No Place Like Home proposals are in – time to give the voters what they want

With a swiftness born of need, communities grappling with homelessness across California have submitted proposals to use more than all of the first $178 million tranche from Proposition 2, the “No Place Like Home” initiative voters approved last November to pay for supportive housing for mentally ill people who are homeless or at risk of becoming so.

The first 45 applications for No Place Like Home funding, coming from 20 different counties, total nearly $194 million. They range from proposals to acquire and rehabilitate a historic hotel in downtown Sacramento to building 50 new apartments in the city of Riverside. See here for more information on the applications submitted.

Awards for the first No Place Like Home projects will be announced by the California Department of Housing and Community Development in June.

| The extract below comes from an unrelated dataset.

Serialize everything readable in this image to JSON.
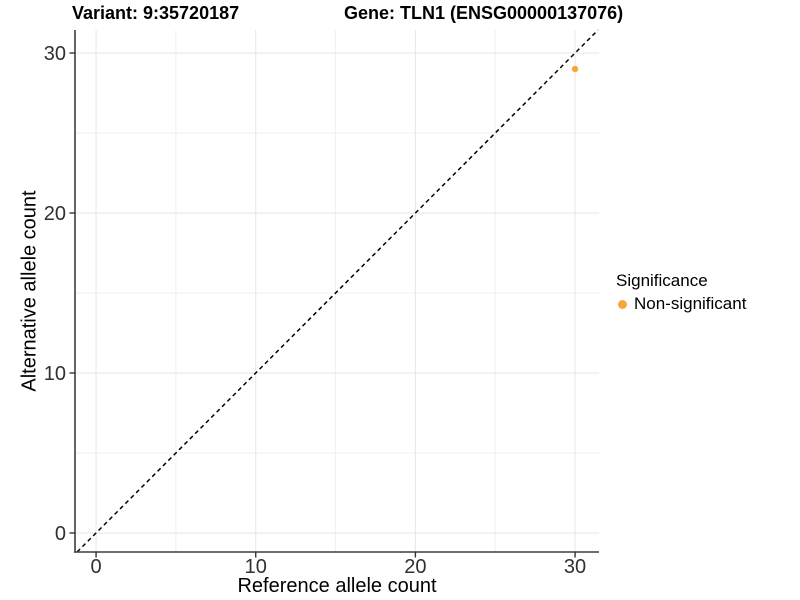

And that will be just the beginning, as a total of $1.8 billion will ultimately be distributed by the state as a result of Prop. 2, which the Steinberg Institute helped foster and which got more than 6.5 million votes, more than any other initiative on the November ballot.

We all look forward to these substantial investments, which will not cost taxpayers any new money because Prop. 2 authorized the sale of bonds to be paid for using proceeds from Prop. 63, also known as the Mental Health Services Act.

That law, passed by voters in 2004, levied a 1 percent tax on incomes of more than a million dollars a year and currently raises $2.4 billion a year for mental health services. It was co-authored by Sacramento Mayor Darrell Steinberg, chairman and founder of the Steinberg Institute, which, among other things, seeks to ensure that Mental Health Services Act money is appropriately spent.

No Place Like Home bonds are helping to do just that.

While the process for awarding awarding the money goes ahead, however, the Steinberg Institute is not standing idle. Instead, we are working to streamline the building permit approval process for supportive housing projects and make it harder for not-in-my-backyard protests to bog them down.

In particular, the Steinberg Institute is sponsoring SB 744, a bill authored by Sen. Anna Caballero of Salinas that would require local governments to approve permanent supportive housing projects that meet specified state and local requirements, such as if the housing is in a county’s application for competitive funds under the No Place Like Home Program.

Time and again, voters have said they want people with mental illness to get proper care and to be housed. They understand that people who are homeless and living with mental illness are unnecessarily suffering in our streets, emergency rooms and jails, and they want it to stop.

SB 744 will help ensure that the will of the voters finally gets implemented.